Congress agreed to pour an additional $2,000,000,000 into the cash credit toward an overpriced new car for clunkers program this week, with various pundits praising the program as a rousing success. Meanwhile, industry professionals point to the $8,000 tax credit for first-time homebuyers as a major factor behind the recent increase in home sales.
One thing you don’t hear many people talking about with these “successful” programs is where are all these buyers coming from?
The people buying cars and houses because of these programs are almost certainly not individuals that were previously not in the market for a new house or car to begin with. Neither the $8,000 first-time homebuyer tax credit nor the $3,500-$4,500 would make any sense as a strictly financial proposition for someone who was not previously interested in buying.
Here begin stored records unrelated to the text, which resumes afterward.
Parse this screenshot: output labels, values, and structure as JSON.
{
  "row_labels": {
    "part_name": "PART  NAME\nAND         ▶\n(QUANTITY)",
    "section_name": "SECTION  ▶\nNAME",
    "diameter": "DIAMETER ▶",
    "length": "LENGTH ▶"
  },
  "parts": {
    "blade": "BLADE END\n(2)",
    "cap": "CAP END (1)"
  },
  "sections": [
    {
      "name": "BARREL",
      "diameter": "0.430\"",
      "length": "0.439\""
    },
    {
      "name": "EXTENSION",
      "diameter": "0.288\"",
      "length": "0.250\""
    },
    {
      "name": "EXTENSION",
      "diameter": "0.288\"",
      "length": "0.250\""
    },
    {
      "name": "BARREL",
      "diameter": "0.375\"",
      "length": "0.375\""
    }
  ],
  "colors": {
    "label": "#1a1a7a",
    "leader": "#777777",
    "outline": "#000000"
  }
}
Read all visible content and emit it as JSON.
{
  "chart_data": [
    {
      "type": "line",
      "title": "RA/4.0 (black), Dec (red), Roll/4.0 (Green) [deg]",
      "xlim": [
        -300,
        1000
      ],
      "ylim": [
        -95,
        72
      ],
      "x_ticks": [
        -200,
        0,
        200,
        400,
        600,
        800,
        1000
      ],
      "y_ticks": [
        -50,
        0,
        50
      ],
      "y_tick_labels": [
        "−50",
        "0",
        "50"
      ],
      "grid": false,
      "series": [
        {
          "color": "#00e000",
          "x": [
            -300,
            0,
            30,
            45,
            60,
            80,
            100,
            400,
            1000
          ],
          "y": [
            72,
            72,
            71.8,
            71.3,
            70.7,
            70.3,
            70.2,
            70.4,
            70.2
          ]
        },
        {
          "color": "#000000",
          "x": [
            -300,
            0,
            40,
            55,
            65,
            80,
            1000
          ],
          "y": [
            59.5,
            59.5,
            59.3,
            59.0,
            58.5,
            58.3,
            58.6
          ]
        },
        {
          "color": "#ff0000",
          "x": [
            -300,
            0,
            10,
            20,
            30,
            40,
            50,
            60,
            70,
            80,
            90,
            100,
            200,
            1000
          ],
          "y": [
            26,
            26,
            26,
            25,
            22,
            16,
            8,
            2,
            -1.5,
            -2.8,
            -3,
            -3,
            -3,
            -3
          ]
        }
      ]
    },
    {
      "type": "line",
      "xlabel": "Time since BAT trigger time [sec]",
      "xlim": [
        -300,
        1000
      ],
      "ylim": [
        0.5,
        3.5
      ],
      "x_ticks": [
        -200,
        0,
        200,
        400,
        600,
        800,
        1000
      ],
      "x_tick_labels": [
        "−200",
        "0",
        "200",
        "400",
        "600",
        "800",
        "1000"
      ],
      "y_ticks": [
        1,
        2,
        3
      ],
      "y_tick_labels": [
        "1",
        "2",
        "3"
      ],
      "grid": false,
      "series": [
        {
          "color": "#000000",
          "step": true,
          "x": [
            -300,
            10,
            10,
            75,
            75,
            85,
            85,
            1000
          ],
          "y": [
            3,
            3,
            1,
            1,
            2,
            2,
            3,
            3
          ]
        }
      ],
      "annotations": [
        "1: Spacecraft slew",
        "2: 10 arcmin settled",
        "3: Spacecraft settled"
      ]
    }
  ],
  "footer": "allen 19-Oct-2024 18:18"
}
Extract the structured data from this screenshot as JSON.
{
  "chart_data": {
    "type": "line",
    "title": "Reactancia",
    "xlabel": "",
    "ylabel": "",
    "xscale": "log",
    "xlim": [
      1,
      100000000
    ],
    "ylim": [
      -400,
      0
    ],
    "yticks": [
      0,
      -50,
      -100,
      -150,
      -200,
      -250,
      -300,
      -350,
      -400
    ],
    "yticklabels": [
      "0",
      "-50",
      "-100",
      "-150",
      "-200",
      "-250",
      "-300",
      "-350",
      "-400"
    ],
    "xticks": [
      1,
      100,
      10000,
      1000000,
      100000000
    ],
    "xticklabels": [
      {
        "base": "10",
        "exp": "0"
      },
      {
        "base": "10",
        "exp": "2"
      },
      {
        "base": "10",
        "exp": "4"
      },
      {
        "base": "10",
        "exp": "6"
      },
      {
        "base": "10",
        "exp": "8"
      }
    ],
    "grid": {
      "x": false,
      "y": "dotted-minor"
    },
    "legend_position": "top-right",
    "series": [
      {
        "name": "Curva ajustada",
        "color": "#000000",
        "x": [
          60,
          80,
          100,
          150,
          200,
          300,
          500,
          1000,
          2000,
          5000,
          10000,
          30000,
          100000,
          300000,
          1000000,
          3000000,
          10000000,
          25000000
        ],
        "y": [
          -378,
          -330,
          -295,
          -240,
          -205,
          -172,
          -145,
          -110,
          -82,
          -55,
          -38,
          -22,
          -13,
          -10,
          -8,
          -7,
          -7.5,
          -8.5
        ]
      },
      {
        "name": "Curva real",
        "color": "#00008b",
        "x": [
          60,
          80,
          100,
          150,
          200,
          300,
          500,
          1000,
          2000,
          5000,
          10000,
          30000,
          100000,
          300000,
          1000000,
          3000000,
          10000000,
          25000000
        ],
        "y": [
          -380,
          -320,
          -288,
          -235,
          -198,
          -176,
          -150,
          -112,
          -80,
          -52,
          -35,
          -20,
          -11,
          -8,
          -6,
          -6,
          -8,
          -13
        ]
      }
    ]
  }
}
As we have discussed on these pages before, an $8,000 credit is barely over 2% of the price of the median King County home. The chance that comparable homes will be more than 2% cheaper next year is extremely high at this point, meaning it is a better value proposition for the first-time buyer to wait for prices to fall on their own much more than the piddly $8,000 of your money the government is offering to give back to you.
As far as $4,500 toward a new car goes, most people buying into this program would probably save far more money by either buying a 2 or 3-year-old car or simply keeping their so-called “clunker.” This is especially true in light of the reports of widespread dealer mark-ups of cars since this program began, in amounts that are suspiciously close to the “CARS” rebate amount (e.g. – a car that was being offered for $20,000 three weeks ago now has a sticker price of $24,500).
So if they’re not being pulled completely off the sidelines into the new car and new home markets by these tax giveaways, where are the people taking advantage of these programs coming from?
My theory: All the government is succeeding in doing with these programs is to borrow even more demand from the future.
This is exactly what caused real estate demand (i.e. sales) to spike so high during the heyday of the real estate bubble: low interest rates and lending with fog-a-mirror standards drew buyers out of the woodwork—buyers that otherwise would have waited a few years until they were in a better financial position to take on the responsibility of a massive mortgage.
The same thing happened with demand for cars. People were withdrawing equity from their homes at never-before-seen levels and spending it on cars, TVs, and vacations. Dealers were offering 0% here and no-payments-for-36-months there, driving people who would have otherwise made do with their perfectly good car to trade it in for a brand new ride that they didn’t really need.
Today’s sagging demand for houses and cars is merely the demand debt from the boom years being paid back. Of course, debt repayment is never enjoyable, and big daddy government seems hell-bent on doing whatever it takes to prevent individuals, corporations, and the government itself from having to feel the inevitable pain.
So what do we do? We create nonsense tax credit programs to borrow even more demand from the future, compacting thousands of sales that would have taken place spread out over the next year or two into just a couple of weeks or months.
Does anyone truly believe that this path is sustainable, or are our politicians merely attempting to delay the real fallout of this mess until they have secured their own personal fortunes and pushed through their pet projects and agendas?
We cannot keep borrowing demand (or money) from the future forever. Eventually the bill comes due.